Phase II study of bevacizumab plus trifluridine/tipiracil and irinotecan as second-line therapy for RAS wild-type metastatic colorectal cancer.

e15578 Background: Patients with RAS wild-type (RASwt) metastatic colorectal cancer (mCRC) progressing on first-line fluoropyrimidine-based chemotherapy plus anti-EGFR therapy have limited and often suboptimal second-line treatment options. Trifluridine/tipiracil (TAS-102) is an oral cytotoxic agent that inhibits tumor growth through incorporation into DNA and disruption of DNA function, potentially overcoming fluoropyrimidine resistance. We conducted a phase II study to evaluate the efficacy and safety of bevacizumab combined with TAS-102 and irinotecan in this setting. Methods: In this single-arm phase II trial (ChiCTR2100046678), patients with RASwt mCRC who progressed after first-line anti-EGFR therapy plus chemotherapy received TAS-102 (35 mg/m², days 1–5), bevacizumab (5 mg/kg), and irinotecan (180 mg/m²) every 2 weeks. The primary endpoint was progression free survival (PFS). Secondary endpoints included objective response rate (ORR), disease control rate (DCR), overall survival (OS), and safety. Results: From August 2021 to January 2026, 27 patients were enrolled.

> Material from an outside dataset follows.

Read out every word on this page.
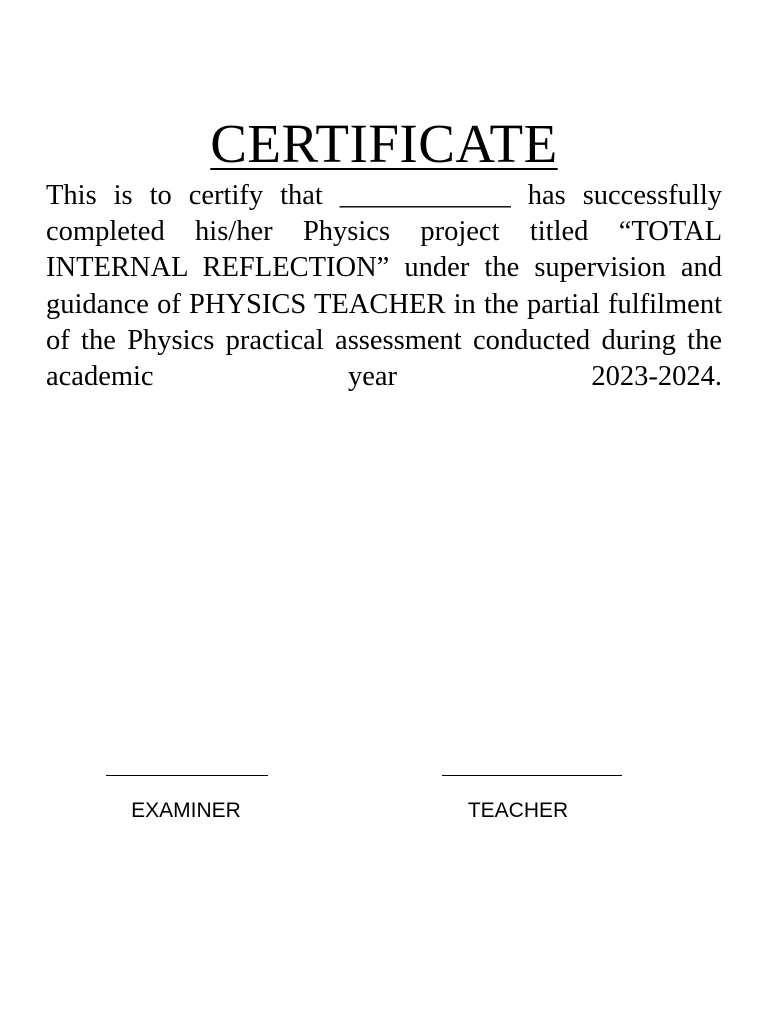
CERTIFICATE
This is to certify that ____________ has successfully completed his/her Physics project titled “TOTAL INTERNAL REFLECTION” under the supervision and guidance of PHYSICS TEACHER in the partial fulfilment of the Physics practical assessment conducted during the academic year 2023-2024.
EXAMINER	TEACHER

The median age was 59 years (range, 42-75), male accounted for 81.5%,Most patients (26/27) had an ECOG status of 1. As of data cutoff (January 2026), 24 patients had ≥1 postbaseline tumor assessment; 7 remained on treatment. Best overall responses included partial response in 5 patients (20.8%), stable disease in 18 (75.0%), and progressive disease in 1 (4.2%). The confirmed ORR was 20.8% (95% CI: 3.3–38.4%) and DCR was 95.8% (95% CI: 87.2–100.0%). With a median followup of X months, median PFS was 7.7 months (95% CI: 4.99–10.41) and median OS was 20.7 months (95% CI: 8.83–31.31). Grade ≥3 treatmentrelated adverse events (occurring in ≥5% of patients) were neutropenia (40%), leukopenia (24%), anemia (8%), and thrombocytopenia (8%). No treatmentrelated deaths were reported. Conclusions: The combination of bevacizumab, TAS-102, and irinotecan showed promising clinical activity and manageable toxicity as secondline therapy for RASwt mCRC patients who progressed on prior anti-EGFR-based treatment. These results support further evaluation of this regimen in randomized controlled trials. Clinical trial information: ChiCTR2100046678.